“Smart Refugee Camps”: applying the best of IoT and ICT for better camp management

UNICEF Jordan
8 min readOct 26, 2017

UNICEF Jordan has been applying best practice from ‘smart city’ innovations in refugee camps, including an Uber-inspired system to optimize waste water management.

by Eva Kaplan, Innovations Specialist

Don’t be fooled by the name — refugee camps are no campsites, but more like pop-up municipalities. Housing tens of thousands of people (sometimes for decades), they have the same infrastructure requirements as any city, just with fewer resources and less time to develop them.

The humanitarian system has gotten fairly good at setting up and managing these camps, while constantly striving to do better. Perhaps this is best demonstrated in Jordan’s Za’atari camp, home to 80,000 Syrian refugees. In Za’atari, UNICEF Jordan takes the lead on water and sanitation, education, nutrition, and child protection. We use a “smart city” approach to all our operations.

Caution: nerd alert. This blog is about technology and data science, and there is no way to describe it without getting into the weeds.

But before we do, compare and contrast the above two pictures: On the left is my hometown of Portland Maine. Portland is a north-eastern US, a 400-year old city with 66,000 inhabitants. On the right is the Za’atari refugee camp in Jordan, population 80,000, established in 2012.

Despite very different histories and appearances, the same infrastructure makes each liveable, including a water and sewage system, law enforcement, schools, power grid, etc. Refugee camps could better be thought of as “pop-up municipalities” because all of the services a city needs, a refugee camp also needs. In Za’atari, we don’t have the luxury of 400 years of evolving service delivery systems, but we do have decades of experience from other crises. And we constantly strive to do better.

Using technology for “smart” refugee camp management

Smart city approaches essentially involve leveraging technology — including ICT and the Internet of Things (in particular sensors) to make cities more efficient. At UNICEF Jordan, we have three goals for using a smart city approach in the refugee camp:

· Using data to drive operations to improve efficiency. It will also strengthen the evidence base that supports our planning, for example to do contingency planning for anomalous events (like managing water and sanitation during severe storms).

· People-centred services to empower camp residents and improve programme delivery, for example using social networking sites to engage directly with refugees.

· Monitoring technology to improve equity in our delivery of services, for example tracking school attendance with RFID technologies.

In any smart-city initiative, designers have to be aware of the political and social context as well as the technical aspects.

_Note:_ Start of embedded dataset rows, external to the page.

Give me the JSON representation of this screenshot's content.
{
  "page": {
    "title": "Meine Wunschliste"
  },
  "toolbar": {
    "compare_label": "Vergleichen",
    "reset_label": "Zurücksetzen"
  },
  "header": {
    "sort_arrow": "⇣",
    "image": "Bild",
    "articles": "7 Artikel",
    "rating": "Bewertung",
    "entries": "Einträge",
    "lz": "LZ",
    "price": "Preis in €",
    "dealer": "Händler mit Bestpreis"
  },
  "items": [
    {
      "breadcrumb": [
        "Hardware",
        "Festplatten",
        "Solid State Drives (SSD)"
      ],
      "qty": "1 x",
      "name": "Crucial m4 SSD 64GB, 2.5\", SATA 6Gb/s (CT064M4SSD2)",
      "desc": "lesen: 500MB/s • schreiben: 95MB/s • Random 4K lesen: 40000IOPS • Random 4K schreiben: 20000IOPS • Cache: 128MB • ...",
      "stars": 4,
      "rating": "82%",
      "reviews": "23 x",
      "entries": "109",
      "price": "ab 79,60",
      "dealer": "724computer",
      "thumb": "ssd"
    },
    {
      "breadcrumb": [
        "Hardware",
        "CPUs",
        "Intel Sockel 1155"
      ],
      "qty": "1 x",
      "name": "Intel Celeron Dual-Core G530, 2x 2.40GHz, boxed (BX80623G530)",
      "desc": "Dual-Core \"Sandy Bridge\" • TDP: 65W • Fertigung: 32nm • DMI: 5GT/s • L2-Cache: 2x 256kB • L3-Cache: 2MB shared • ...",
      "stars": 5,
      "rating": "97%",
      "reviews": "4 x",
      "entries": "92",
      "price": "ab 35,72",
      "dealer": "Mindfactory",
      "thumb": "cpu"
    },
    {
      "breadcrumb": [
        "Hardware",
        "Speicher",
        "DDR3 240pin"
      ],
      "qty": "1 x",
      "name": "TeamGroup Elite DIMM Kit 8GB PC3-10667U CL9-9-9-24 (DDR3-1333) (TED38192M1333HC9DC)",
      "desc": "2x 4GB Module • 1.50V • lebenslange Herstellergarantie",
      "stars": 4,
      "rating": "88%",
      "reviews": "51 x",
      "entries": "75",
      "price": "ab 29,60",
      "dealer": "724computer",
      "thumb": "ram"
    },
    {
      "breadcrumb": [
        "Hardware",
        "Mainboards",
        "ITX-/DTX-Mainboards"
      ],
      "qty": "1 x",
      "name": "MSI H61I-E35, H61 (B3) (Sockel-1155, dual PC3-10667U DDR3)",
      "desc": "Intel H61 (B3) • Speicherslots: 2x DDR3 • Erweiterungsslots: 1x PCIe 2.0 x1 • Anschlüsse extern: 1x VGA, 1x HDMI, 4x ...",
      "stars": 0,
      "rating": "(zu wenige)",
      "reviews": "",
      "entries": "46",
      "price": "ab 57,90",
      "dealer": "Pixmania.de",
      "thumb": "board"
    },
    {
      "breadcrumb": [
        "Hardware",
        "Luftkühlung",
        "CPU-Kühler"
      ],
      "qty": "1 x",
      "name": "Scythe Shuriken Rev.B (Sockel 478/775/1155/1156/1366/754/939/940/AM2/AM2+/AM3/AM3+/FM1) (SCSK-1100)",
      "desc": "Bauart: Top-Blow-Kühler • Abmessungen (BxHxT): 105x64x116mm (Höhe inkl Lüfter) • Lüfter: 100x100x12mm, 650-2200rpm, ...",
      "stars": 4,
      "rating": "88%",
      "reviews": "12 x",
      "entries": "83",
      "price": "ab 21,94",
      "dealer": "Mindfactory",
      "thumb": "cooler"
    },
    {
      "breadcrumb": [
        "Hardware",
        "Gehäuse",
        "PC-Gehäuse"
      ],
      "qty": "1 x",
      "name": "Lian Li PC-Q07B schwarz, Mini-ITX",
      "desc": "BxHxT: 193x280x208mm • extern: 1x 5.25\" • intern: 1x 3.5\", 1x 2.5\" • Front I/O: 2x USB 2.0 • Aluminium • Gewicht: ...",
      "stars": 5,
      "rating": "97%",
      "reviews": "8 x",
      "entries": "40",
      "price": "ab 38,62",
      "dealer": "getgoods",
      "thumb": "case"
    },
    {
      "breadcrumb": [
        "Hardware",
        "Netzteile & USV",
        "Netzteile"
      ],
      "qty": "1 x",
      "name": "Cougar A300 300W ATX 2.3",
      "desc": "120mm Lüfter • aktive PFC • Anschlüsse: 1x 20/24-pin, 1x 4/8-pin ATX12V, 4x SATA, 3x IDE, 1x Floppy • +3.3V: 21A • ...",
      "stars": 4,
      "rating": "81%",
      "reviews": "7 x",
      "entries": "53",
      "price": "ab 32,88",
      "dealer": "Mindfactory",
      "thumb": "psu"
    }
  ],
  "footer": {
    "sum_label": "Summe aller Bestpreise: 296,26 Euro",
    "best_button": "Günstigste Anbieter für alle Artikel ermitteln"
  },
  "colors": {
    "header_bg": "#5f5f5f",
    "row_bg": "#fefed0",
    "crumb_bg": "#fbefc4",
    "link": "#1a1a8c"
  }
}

Humanitarians are well used to understanding the political and social context, but thinking through the technical constraints and opportunities is often less familiar. And the technicalities of working in a refugee camp are very different than they are in older, better established urban centres.

When assessing a situation in the field, I find it helpful to break things down into three interlinked components shown below: available infrastructure, available hardware, and available software. Once these three are understood, you can start designing solutions.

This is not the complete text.